Cooper: Trump should take a look back

President Donald Trump, left, and Senate Minority Leader Chuck Schumer, D-N.Y., right, smirk as they discuss the president working with Democrats on various legislation recently in the White House Oval Office.
President Donald Trump, left, and Senate Minority Leader Chuck Schumer, D-N.Y., right, smirk as they discuss the president working with Democrats on various legislation recently in the White House Oval Office.

In 1986, the Gipper was gotten.

We fear the same thing is about to happen to the Donald.

Thirty-one years ago, President Ronald Reagan signed a well-meaning bill, the Immigration Reform and Control Act of 1986, into law. It offered illegal immigrants who had been living in the United States continuously since 1982 a path to citizenship. To gain temporary status, they had to pay $185 and demonstrate "good moral character." After 18 months, if they had learned English, they could become eligible for green cards. In the end, some 2.7 million got them.

What the country was supposed to have gotten in return was new surveillance technology and a bigger staff to secure the Southern border. The bill also was to impose penalties on businesses that knowingly hired or employed illegal immigrants.

A funny thing happened on the way to the enforcement side of the deal, though. With Democrats controlling the House and regaining control of the Senate a year later, it never quite got done.

The penalties on businesses were essentially gutted in order to get tacit support from the business community, and Congress didn't provide enough money to increase the border staff until after Republicans gained control of Congress in the 1994 election. In the meantime, millions more illegal immigrants streamed into the country.

On Wednesday, President Trump was reported to have agreed on a deal with Democratic Senate Minority Leader Chuck Schumer and Democratic House Minority Leader Nancy Pelosi to give the nearly 800,000 young illegal immigrants who were brought to the country as children legal status.

Of course, agreement on the Deferred Action for Childhood Arrival (DACA) participants all depends on who's talking.

Schumer and Pelosi said a deal had been reached during a working dinner to give the young immigrants, known by sympathizers as "Dreamers," full legal status.

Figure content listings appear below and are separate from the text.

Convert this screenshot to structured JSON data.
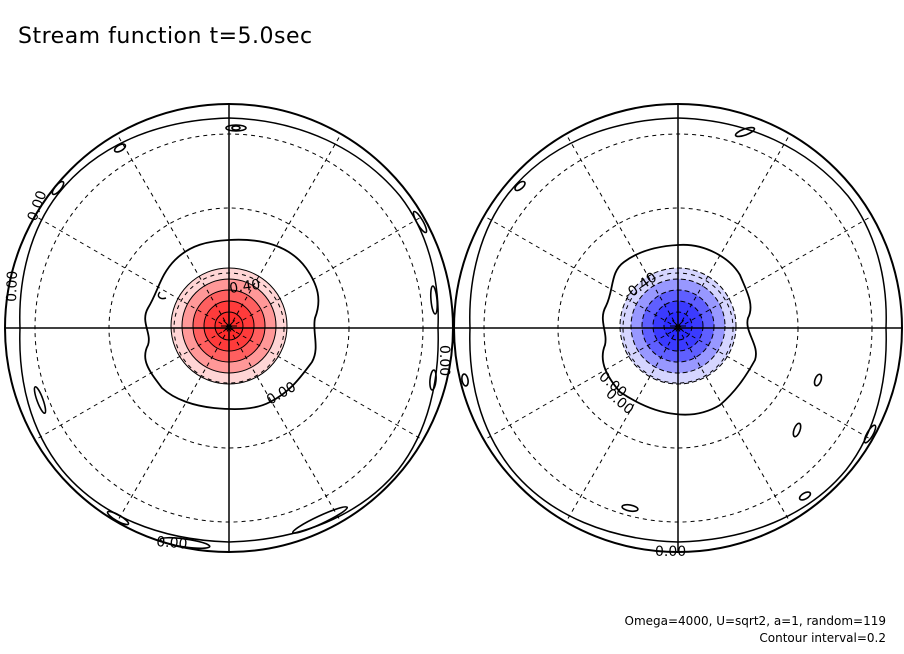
{
  "title": "Stream function t=5.0sec",
  "footer": {
    "params": "Omega=4000, U=sqrt2, a=1, random=119",
    "contour_interval": "Contour interval=0.2"
  },
  "colors": {
    "positive": "#ff2b2b",
    "negative": "#2b2bff",
    "line": "#000000"
  },
  "chart_data": [
    {
      "type": "heatmap",
      "projection": "polar-stereographic",
      "hemisphere": "north",
      "contour_interval": 0.2,
      "center_value_sign": "positive",
      "shaded_levels": [
        0.2,
        0.4,
        0.6,
        0.8,
        1.0
      ],
      "contour_labels": [
        "0.40",
        "0.00",
        "0.00",
        "0.00",
        "0.00",
        "0.00"
      ],
      "latitude_circles": 3,
      "meridians": 12
    },
    {
      "type": "heatmap",
      "projection": "polar-stereographic",
      "hemisphere": "south",
      "contour_interval": 0.2,
      "center_value_sign": "negative",
      "shaded_levels": [
        -0.2,
        -0.4,
        -0.6,
        -0.8,
        -1.0
      ],
      "contour_labels": [
        "-0.40",
        "0.00",
        "0.00",
        "0.00"
      ],
      "latitude_circles": 3,
      "meridians": 12
    }
  ]
}
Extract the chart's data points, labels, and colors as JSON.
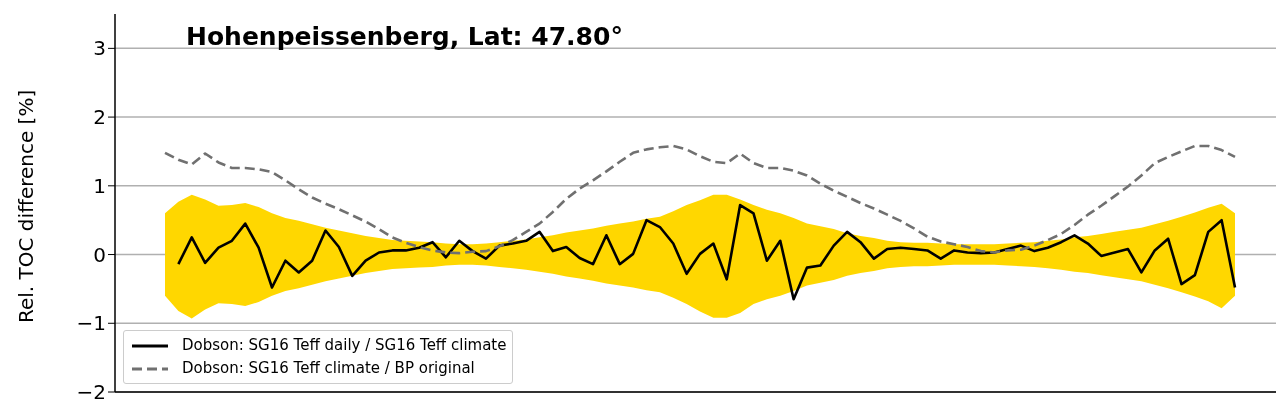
{
  "chart_data": {
    "type": "line",
    "title": "Hohenpeissenberg, Lat: 47.80°",
    "ylabel": "Rel. TOC difference [%]",
    "categories": [
      null,
      null,
      null,
      null,
      null,
      null,
      null,
      null,
      null,
      null,
      null,
      null,
      null,
      null,
      null,
      null,
      null,
      null,
      null,
      null,
      null,
      null,
      null,
      null,
      null,
      null,
      null,
      null,
      null,
      null,
      null,
      null,
      null,
      null,
      null,
      null,
      null,
      null,
      null,
      null,
      null,
      null,
      null,
      null,
      null,
      null,
      null,
      null,
      null,
      null,
      null,
      null,
      null,
      null,
      null,
      null,
      null,
      null,
      null,
      null,
      null,
      null,
      null,
      null,
      null,
      null,
      null,
      null,
      null,
      null,
      null,
      null,
      null,
      null,
      null,
      null,
      null,
      null,
      null,
      null,
      null
    ],
    "ylim": [
      -2,
      3.5
    ],
    "yticks": [
      {
        "value": -2,
        "label": "−2"
      },
      {
        "value": -1,
        "label": "−1"
      },
      0,
      1,
      2,
      3
    ],
    "grid": "y",
    "legend": "bottom left",
    "series": [
      {
        "name": "Dobson: SG16 Teff daily / SG16 Teff climate",
        "color": "#000000",
        "line_style": "solid",
        "values": [
          null,
          -0.14,
          0.25,
          -0.12,
          0.1,
          0.2,
          0.45,
          0.1,
          -0.48,
          -0.09,
          -0.26,
          -0.09,
          0.35,
          0.11,
          -0.31,
          -0.09,
          0.03,
          0.06,
          0.06,
          0.1,
          0.18,
          -0.04,
          0.2,
          0.05,
          -0.06,
          0.13,
          0.16,
          0.2,
          0.33,
          0.05,
          0.11,
          -0.05,
          -0.14,
          0.28,
          -0.14,
          0.01,
          0.5,
          0.4,
          0.16,
          -0.28,
          0.01,
          0.16,
          -0.36,
          0.72,
          0.6,
          -0.09,
          0.2,
          -0.65,
          -0.19,
          -0.16,
          0.13,
          0.33,
          0.18,
          -0.06,
          0.08,
          0.1,
          0.08,
          0.06,
          -0.06,
          0.06,
          0.03,
          0.02,
          0.03,
          0.08,
          0.13,
          0.05,
          0.1,
          0.18,
          0.28,
          0.16,
          -0.02,
          0.03,
          0.08,
          -0.26,
          0.06,
          0.23,
          -0.43,
          -0.3,
          0.33,
          0.5,
          -0.48
        ],
        "upper": [
          0.6,
          0.77,
          0.87,
          0.8,
          0.71,
          0.72,
          0.75,
          0.69,
          0.6,
          0.53,
          0.49,
          0.44,
          0.39,
          0.35,
          0.31,
          0.27,
          0.24,
          0.21,
          0.2,
          0.19,
          0.18,
          0.16,
          0.15,
          0.15,
          0.16,
          0.18,
          0.2,
          0.22,
          0.25,
          0.28,
          0.32,
          0.35,
          0.38,
          0.42,
          0.45,
          0.48,
          0.52,
          0.55,
          0.63,
          0.72,
          0.79,
          0.87,
          0.87,
          0.8,
          0.72,
          0.65,
          0.6,
          0.53,
          0.45,
          0.41,
          0.37,
          0.31,
          0.27,
          0.24,
          0.2,
          0.18,
          0.17,
          0.17,
          0.16,
          0.15,
          0.15,
          0.15,
          0.15,
          0.16,
          0.17,
          0.18,
          0.2,
          0.22,
          0.25,
          0.27,
          0.3,
          0.33,
          0.36,
          0.39,
          0.44,
          0.49,
          0.55,
          0.61,
          0.68,
          0.74,
          0.6
        ],
        "lower": [
          -0.6,
          -0.82,
          -0.93,
          -0.8,
          -0.71,
          -0.72,
          -0.75,
          -0.69,
          -0.6,
          -0.53,
          -0.49,
          -0.44,
          -0.39,
          -0.35,
          -0.31,
          -0.27,
          -0.24,
          -0.21,
          -0.2,
          -0.19,
          -0.18,
          -0.16,
          -0.15,
          -0.15,
          -0.16,
          -0.18,
          -0.2,
          -0.22,
          -0.25,
          -0.28,
          -0.32,
          -0.35,
          -0.38,
          -0.42,
          -0.45,
          -0.48,
          -0.52,
          -0.55,
          -0.63,
          -0.72,
          -0.83,
          -0.92,
          -0.92,
          -0.85,
          -0.72,
          -0.65,
          -0.6,
          -0.53,
          -0.45,
          -0.41,
          -0.37,
          -0.31,
          -0.27,
          -0.24,
          -0.2,
          -0.18,
          -0.17,
          -0.17,
          -0.16,
          -0.15,
          -0.15,
          -0.15,
          -0.15,
          -0.16,
          -0.17,
          -0.18,
          -0.2,
          -0.22,
          -0.25,
          -0.27,
          -0.3,
          -0.33,
          -0.36,
          -0.39,
          -0.44,
          -0.49,
          -0.55,
          -0.61,
          -0.68,
          -0.78,
          -0.6
        ]
      },
      {
        "name": "Dobson: SG16 Teff climate / BP original",
        "color": "#707070",
        "line_style": "dashed",
        "values": [
          1.48,
          1.38,
          1.31,
          1.47,
          1.34,
          1.26,
          1.26,
          1.24,
          1.2,
          1.08,
          0.95,
          0.83,
          0.74,
          0.66,
          0.57,
          0.48,
          0.37,
          0.25,
          0.17,
          0.11,
          0.06,
          0.03,
          0.02,
          0.04,
          0.05,
          0.12,
          0.21,
          0.33,
          0.45,
          0.62,
          0.81,
          0.96,
          1.08,
          1.21,
          1.35,
          1.48,
          1.53,
          1.56,
          1.58,
          1.53,
          1.43,
          1.35,
          1.33,
          1.47,
          1.33,
          1.26,
          1.26,
          1.22,
          1.15,
          1.03,
          0.93,
          0.84,
          0.75,
          0.67,
          0.58,
          0.49,
          0.38,
          0.26,
          0.19,
          0.15,
          0.11,
          0.05,
          0.03,
          0.06,
          0.07,
          0.13,
          0.21,
          0.3,
          0.43,
          0.58,
          0.71,
          0.85,
          0.99,
          1.15,
          1.33,
          1.42,
          1.5,
          1.58,
          1.58,
          1.52,
          1.42
        ]
      }
    ]
  }
}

In return, they said, they would support more border security but not the wall Trump has discussed building since becoming a presidential candidate in 2015.

However, White House press secretary Sarah Sanders disputed the Democrats' version of events Wednesday, and deputy press secretary Lindsay Walters said Thursday "there was no deal, and they know that."

On Wednesday, Trump said he would insist on "massive border controls" as part of the deal, but on Thursday, he said he wouldn't insist on the border wall being part of the deal but vowed it "will come later."

The president also said Republican Senate Majority Leader Mitch McConnell and Speaker of the House Paul Ryan are behind him. That support doesn't go for the entire party, though.

U.S. Rep. Steve King, R-Iowa, said if reports of the deal were true, "no promise [by the president] is credible," and his base is "blown up, destroyed, irreparable and disillusioned beyond repair."

Trump, who said during the campaign there would be no amnesty for the young people, many of whom have now grown up and gotten jobs, tweeted Thursday that nobody wants "to throw out good, educated and accomplished young people" who "have been in our country for many years through no fault of their own."

Schumer, the president's new trading partner, on Thursday called the idea of a wall "a medieval solution for a modern problem, a 'Game of Thrones' idea for a world that is a lot closer to 'Star Wars.'" He said Democrats, instead, were for "sensible border security."

Trump should understand what Reagan apparently didn't, but should have. Democrats don't want "border security" now, and they didn't then. They realized then and they realize now that illegal immigrants made "legal" and wrapped in loads of government benefits championed by Democrats will become Democratic voters. They'll agree to whatever's necessary now to get the "Dreamers" legalized, then water down any enforcement measures.

Unfortunately, Schumer and Pelosi were able to catch the president when he wanted a win. A replacement for the Affordable Care Act has not been passed, a sensible tax reform package has not taken wing, and a temporary travel ban has been battered in courts.

Trump agreed with the two Democrats last week on a short-term extension on government spending and borrowing authority and heard praise for it. And if this president likes anything, it's praise.

A DACA deal, once done, would give him more.

And, said one Republican, he may as well deal with Democrats. Republicans are too divided.

"People that say, well Congress, why is it acting this way, and why can't the speaker stop this?" U.S. Rep. Dave Trott, R-Mich., said on MSNBC. "I have a little news flash for everyone. We don't have a governing majority in Congress.

"We don't have 218 reliable Republican votes in the House the speaker can count on, and we don't have 60 senators in the Senate," he said.

As long as he gives them what they want, then, Democrats will deal with Trump for four years and praise him when they do. But it might do him good to look back at Reagan and see how much reform and control his Immigration Reform and Control Act had once Democrats got through with it.